Searching high and low I just can't seem to find a wooden load soap mold with a silicone liner anywhere within Canada. My Google-Fu is failing me!

I would love a 5lb mold (or between 3 and 5) like what NurtureSoap Supplies has (link below) but the shipping costs about as much as the mold ($43 shipping, $47 mold).

http://www.nurturesoapsupplies.com/5-pound-basic-soap-mold/

Is there any place in Canada (preferably Ontario) where I can find decent wood soap molds with a liner?

I'm not interested in HDPE soap molds either.
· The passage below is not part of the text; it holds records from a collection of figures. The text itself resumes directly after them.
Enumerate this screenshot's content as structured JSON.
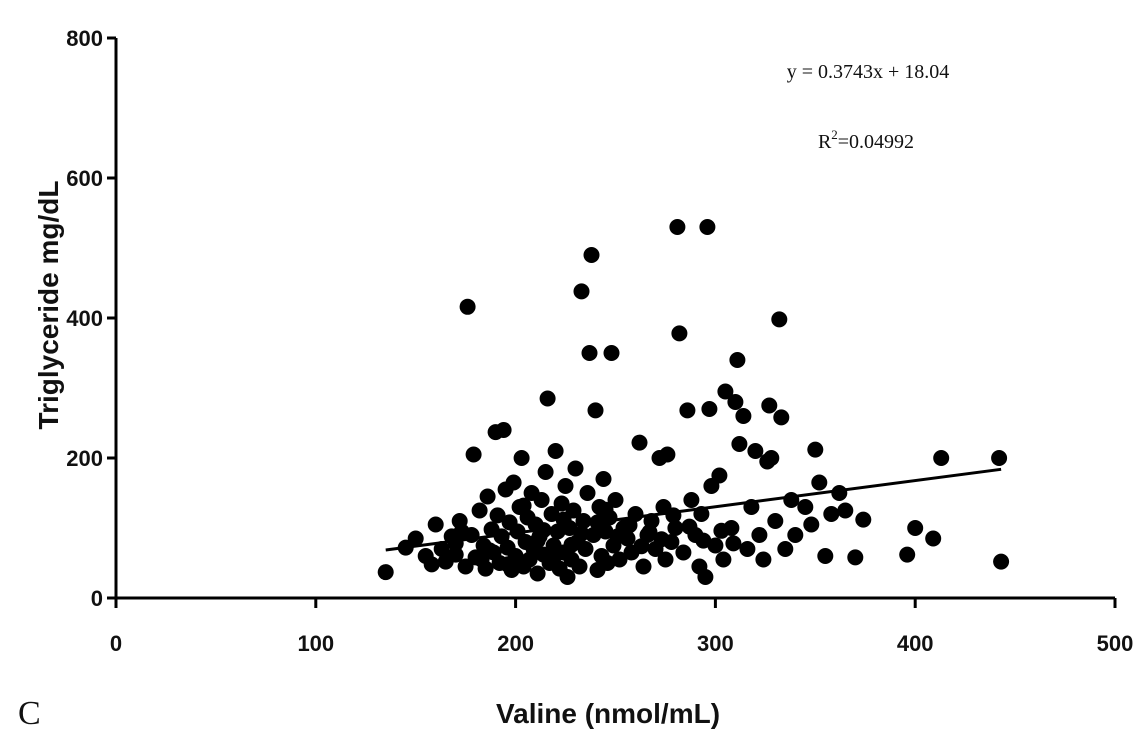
{
  "chart_data": {
    "type": "scatter",
    "xlabel": "Valine (nmol/mL)",
    "ylabel": "Triglyceride mg/dL",
    "xlim": [
      0,
      500
    ],
    "ylim": [
      0,
      800
    ],
    "xticks": [
      0,
      100,
      200,
      300,
      400,
      500
    ],
    "yticks": [
      0,
      200,
      400,
      600,
      800
    ],
    "grid": false,
    "legend": "none",
    "panel_label": "C",
    "equation": "y = 0.3743x + 18.04",
    "r2_prefix": "R",
    "r2_exp": "2",
    "r2_value": "=0.04992",
    "trendline": {
      "slope": 0.3743,
      "intercept": 18.04,
      "x_start": 135,
      "x_end": 443
    },
    "colors": {
      "points": "#000000",
      "axes": "#000000",
      "line": "#000000",
      "background": "#ffffff"
    },
    "points": [
      [
        135,
        37
      ],
      [
        145,
        72
      ],
      [
        150,
        85
      ],
      [
        155,
        60
      ],
      [
        158,
        48
      ],
      [
        160,
        105
      ],
      [
        163,
        70
      ],
      [
        165,
        52
      ],
      [
        168,
        88
      ],
      [
        170,
        62
      ],
      [
        172,
        110
      ],
      [
        175,
        45
      ],
      [
        176,
        416
      ],
      [
        178,
        90
      ],
      [
        179,
        205
      ],
      [
        180,
        58
      ],
      [
        182,
        125
      ],
      [
        184,
        75
      ],
      [
        185,
        42
      ],
      [
        186,
        145
      ],
      [
        188,
        98
      ],
      [
        189,
        65
      ],
      [
        190,
        237
      ],
      [
        191,
        118
      ],
      [
        192,
        50
      ],
      [
        193,
        88
      ],
      [
        194,
        240
      ],
      [
        195,
        155
      ],
      [
        196,
        72
      ],
      [
        197,
        108
      ],
      [
        198,
        40
      ],
      [
        199,
        165
      ],
      [
        200,
        60
      ],
      [
        201,
        95
      ],
      [
        202,
        130
      ],
      [
        203,
        200
      ],
      [
        204,
        45
      ],
      [
        205,
        80
      ],
      [
        206,
        115
      ],
      [
        207,
        55
      ],
      [
        208,
        150
      ],
      [
        209,
        70
      ],
      [
        210,
        105
      ],
      [
        211,
        35
      ],
      [
        212,
        88
      ],
      [
        213,
        140
      ],
      [
        214,
        62
      ],
      [
        215,
        180
      ],
      [
        216,
        285
      ],
      [
        217,
        50
      ],
      [
        218,
        120
      ],
      [
        219,
        75
      ],
      [
        220,
        210
      ],
      [
        221,
        95
      ],
      [
        222,
        42
      ],
      [
        223,
        135
      ],
      [
        224,
        65
      ],
      [
        225,
        160
      ],
      [
        226,
        30
      ],
      [
        227,
        100
      ],
      [
        228,
        55
      ],
      [
        229,
        125
      ],
      [
        230,
        185
      ],
      [
        231,
        80
      ],
      [
        232,
        45
      ],
      [
        233,
        438
      ],
      [
        234,
        110
      ],
      [
        235,
        70
      ],
      [
        236,
        150
      ],
      [
        237,
        350
      ],
      [
        238,
        490
      ],
      [
        239,
        90
      ],
      [
        240,
        268
      ],
      [
        241,
        40
      ],
      [
        242,
        130
      ],
      [
        243,
        60
      ],
      [
        244,
        170
      ],
      [
        245,
        95
      ],
      [
        246,
        50
      ],
      [
        247,
        115
      ],
      [
        248,
        350
      ],
      [
        249,
        75
      ],
      [
        250,
        140
      ],
      [
        252,
        55
      ],
      [
        254,
        100
      ],
      [
        256,
        85
      ],
      [
        258,
        65
      ],
      [
        260,
        120
      ],
      [
        262,
        222
      ],
      [
        264,
        45
      ],
      [
        266,
        90
      ],
      [
        268,
        110
      ],
      [
        270,
        70
      ],
      [
        272,
        200
      ],
      [
        274,
        130
      ],
      [
        275,
        55
      ],
      [
        276,
        205
      ],
      [
        278,
        80
      ],
      [
        280,
        100
      ],
      [
        281,
        530
      ],
      [
        282,
        378
      ],
      [
        284,
        65
      ],
      [
        286,
        268
      ],
      [
        288,
        140
      ],
      [
        290,
        90
      ],
      [
        292,
        45
      ],
      [
        293,
        120
      ],
      [
        295,
        30
      ],
      [
        296,
        530
      ],
      [
        297,
        270
      ],
      [
        298,
        160
      ],
      [
        300,
        75
      ],
      [
        302,
        175
      ],
      [
        304,
        55
      ],
      [
        305,
        295
      ],
      [
        308,
        100
      ],
      [
        310,
        280
      ],
      [
        311,
        340
      ],
      [
        312,
        220
      ],
      [
        314,
        260
      ],
      [
        316,
        70
      ],
      [
        318,
        130
      ],
      [
        320,
        210
      ],
      [
        322,
        90
      ],
      [
        324,
        55
      ],
      [
        326,
        195
      ],
      [
        327,
        275
      ],
      [
        328,
        200
      ],
      [
        330,
        110
      ],
      [
        332,
        398
      ],
      [
        333,
        258
      ],
      [
        335,
        70
      ],
      [
        338,
        140
      ],
      [
        340,
        90
      ],
      [
        345,
        130
      ],
      [
        348,
        105
      ],
      [
        350,
        212
      ],
      [
        352,
        165
      ],
      [
        355,
        60
      ],
      [
        358,
        120
      ],
      [
        362,
        150
      ],
      [
        365,
        125
      ],
      [
        370,
        58
      ],
      [
        374,
        112
      ],
      [
        396,
        62
      ],
      [
        400,
        100
      ],
      [
        409,
        85
      ],
      [
        413,
        200
      ],
      [
        442,
        200
      ],
      [
        443,
        52
      ],
      [
        170,
        78
      ],
      [
        173,
        95
      ],
      [
        183,
        55
      ],
      [
        187,
        68
      ],
      [
        196,
        48
      ],
      [
        204,
        132
      ],
      [
        211,
        82
      ],
      [
        214,
        97
      ],
      [
        219,
        58
      ],
      [
        224,
        112
      ],
      [
        228,
        76
      ],
      [
        233,
        92
      ],
      [
        241,
        108
      ],
      [
        245,
        126
      ],
      [
        251,
        88
      ],
      [
        257,
        104
      ],
      [
        263,
        74
      ],
      [
        267,
        94
      ],
      [
        273,
        84
      ],
      [
        279,
        118
      ],
      [
        287,
        102
      ],
      [
        294,
        82
      ],
      [
        303,
        96
      ],
      [
        309,
        78
      ]
    ]
  }
}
I have two wood soap molds that I line myself with freezer paper but I completely suck at lining (and are also starting to warp) and would like to treat myself!


----------



## minipops (Dec 7, 2014)

Don't know if this will help you.  Nurture soap supplies has a Canada division.  Don't know how much shipping will cost, though.
http://www.nurturesoap.ca/soap-molds/


----------



## lizvang (Dec 8, 2014)

minipops said:


> Don't know if this will help you.  Nurture soap supplies has a Canada division.  Don't know how much shipping will cost, though.
> http://www.nurturesoap.ca/soap-molds/



Thanks! A savings of about $33 which is better than a kick in the pants.

$153.00 USD at the US site ($175 CAD)
$141.84 CAD at Canadian site

That's for 2 x 5 lb. basic soap mold with liner + shipping.


----------